2023 Volume 1 Pages 5-8
2021年4月から2022年3月までの人間ドック腹部超音波検査受診者1,521例を,腹部超音波検査検診判定マニュアル(改訂版)2021年に準じて判定区分を行った結果,有所見率は臓器別では肝臓が76.0%と最も高く,その中でも脂肪肝が581例と多く見られた.また,精密検査を受診した32例の追跡調査を行った結果,20例が超音波検査と精密検査結果が一致し,その中でも膵疾患である膵管内乳頭粘液性腫瘍(intraductal papillary mucinous neoplasm:IPMN)が最も多く見られた.また,12例が不一致あるいは精密検査で異常なしという結果になり,その中では肝血管腫や総胆管拡張が多く見られた.今回の調査より,短時間で対象臓器を観察できる技量を身につけ,また精査が必要な病変が描出できていたとしてもそれを見逃さないための高い能力がさらに必要になると考えられた.
Classification based on the 2021 Abdominal Ultrasonography Examination Judgment Manual (Revised Edition) was examined in 1,521 patients who underwent physical examination by abdominal ultrasonography from April 2021 to March 2022. The results showed that the liver had the highest prevalence of findings by organ (76.0%), with fatty liver being the most common (581 cases). Follow-up of 32 patients with a thorough examination revealed that 20 of these patients had results that were concordant between the examination and ultrasonography, with the most common lesion being intraductal papillary mucinous neoplasm (IPMN), a pancreatic disease. In the 12 cases with discordant or normal results on a close examination, the most common findings were hepatic hemangioma and common bile duct dilation. The results of the study suggest that improvement of skills is needed to observe target organs in a short time using ultrasonography and to avoid missing lesions that require close examination, even if they can be visualized.

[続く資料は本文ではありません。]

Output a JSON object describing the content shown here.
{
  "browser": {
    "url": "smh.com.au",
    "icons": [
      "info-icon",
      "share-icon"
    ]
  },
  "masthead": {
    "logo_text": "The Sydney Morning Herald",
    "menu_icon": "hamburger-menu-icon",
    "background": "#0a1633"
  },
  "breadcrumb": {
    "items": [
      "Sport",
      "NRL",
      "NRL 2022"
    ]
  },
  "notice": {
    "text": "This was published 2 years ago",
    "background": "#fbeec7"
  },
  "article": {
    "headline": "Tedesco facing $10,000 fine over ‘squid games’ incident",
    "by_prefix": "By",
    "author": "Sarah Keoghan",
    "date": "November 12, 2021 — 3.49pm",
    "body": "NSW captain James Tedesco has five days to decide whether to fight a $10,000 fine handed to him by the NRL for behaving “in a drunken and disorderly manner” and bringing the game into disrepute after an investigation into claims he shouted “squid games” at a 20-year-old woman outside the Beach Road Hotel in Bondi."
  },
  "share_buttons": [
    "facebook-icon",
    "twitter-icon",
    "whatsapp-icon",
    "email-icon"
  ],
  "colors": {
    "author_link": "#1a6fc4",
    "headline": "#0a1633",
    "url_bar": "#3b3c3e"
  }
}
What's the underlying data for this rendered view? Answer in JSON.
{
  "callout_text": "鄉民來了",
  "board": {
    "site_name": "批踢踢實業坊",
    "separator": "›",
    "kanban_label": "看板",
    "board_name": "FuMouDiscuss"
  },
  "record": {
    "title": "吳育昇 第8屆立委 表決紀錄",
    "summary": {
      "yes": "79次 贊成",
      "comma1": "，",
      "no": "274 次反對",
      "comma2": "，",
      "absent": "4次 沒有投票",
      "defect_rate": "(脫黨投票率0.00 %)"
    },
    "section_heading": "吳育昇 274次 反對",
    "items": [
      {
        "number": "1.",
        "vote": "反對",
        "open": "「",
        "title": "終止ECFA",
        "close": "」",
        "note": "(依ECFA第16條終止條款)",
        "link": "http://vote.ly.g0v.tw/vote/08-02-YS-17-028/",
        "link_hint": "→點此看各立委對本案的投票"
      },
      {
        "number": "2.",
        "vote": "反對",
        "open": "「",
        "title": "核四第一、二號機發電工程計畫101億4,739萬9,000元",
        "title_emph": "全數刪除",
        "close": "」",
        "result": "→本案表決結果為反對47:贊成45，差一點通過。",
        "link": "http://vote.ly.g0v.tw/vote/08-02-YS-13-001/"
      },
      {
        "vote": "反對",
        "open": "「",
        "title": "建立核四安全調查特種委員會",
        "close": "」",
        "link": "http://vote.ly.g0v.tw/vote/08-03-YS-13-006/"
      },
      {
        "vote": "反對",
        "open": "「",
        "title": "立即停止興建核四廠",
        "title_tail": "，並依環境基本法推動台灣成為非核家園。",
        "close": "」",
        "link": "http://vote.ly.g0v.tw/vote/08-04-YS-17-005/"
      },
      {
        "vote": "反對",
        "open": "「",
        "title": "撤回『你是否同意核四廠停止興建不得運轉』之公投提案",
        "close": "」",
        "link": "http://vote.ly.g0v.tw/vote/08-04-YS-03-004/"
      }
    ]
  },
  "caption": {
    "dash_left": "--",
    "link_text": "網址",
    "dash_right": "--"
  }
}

人間ドックは健康状態を調べ,疾患の早期発見を目的として様々な検査を行うが,その1つに腹部超音波検査がある.この腹部超音波検査は被検者とコミュニケーションをとりながら検査を進めることができるなど,数多くの利点がある.今日,腹部超音波検査の重要性は高まり,他の検査方法に比べると無侵襲かつ簡便であることから,人間ドックにおいても広く活用されている.
2021年度に我々が行った腹部超音波検査結果での現状把握と課題認識を目的に調査を行ったので報告する.
対象は,2021年4月から2022年3月までに当院健診部人間ドック腹部超音波検査を受診した1,521例である(表1).
年代別受診者数
年代別 | 合計(例) |
---|---|
20代 | 4 |
30代 | 69 |
40代 | 273 |
50代 | 283 |
60代 | 353 |
70代 | 482 |
80代 | 56 |
90代 | 1 |
1,521 |
腹部超音波検査の方法と判定は,一般社団法人日本消化器がん検診学会の腹部超音波検査検診判定マニュアル(改訂版)2021年に準じた1).検診の前処置として絶食で施行した.検査は臨床検査技師が行い,大きな所見のない例で一人平均10分前後検査を行った.検査部位は肝臓・胆嚢・胆管・膵臓・腎臓・脾臓・腹部大動脈を中心とした上腹部である.走査は肋骨弓下・肋間走査・心窩部走査を基本とし,必要に応じて右側臥位・左側臥位・座位などの体位変換を行った.装置はCanon Aplioa/Verifia,東芝Xarioで,探触子はいずれもコンベックス型を使用した.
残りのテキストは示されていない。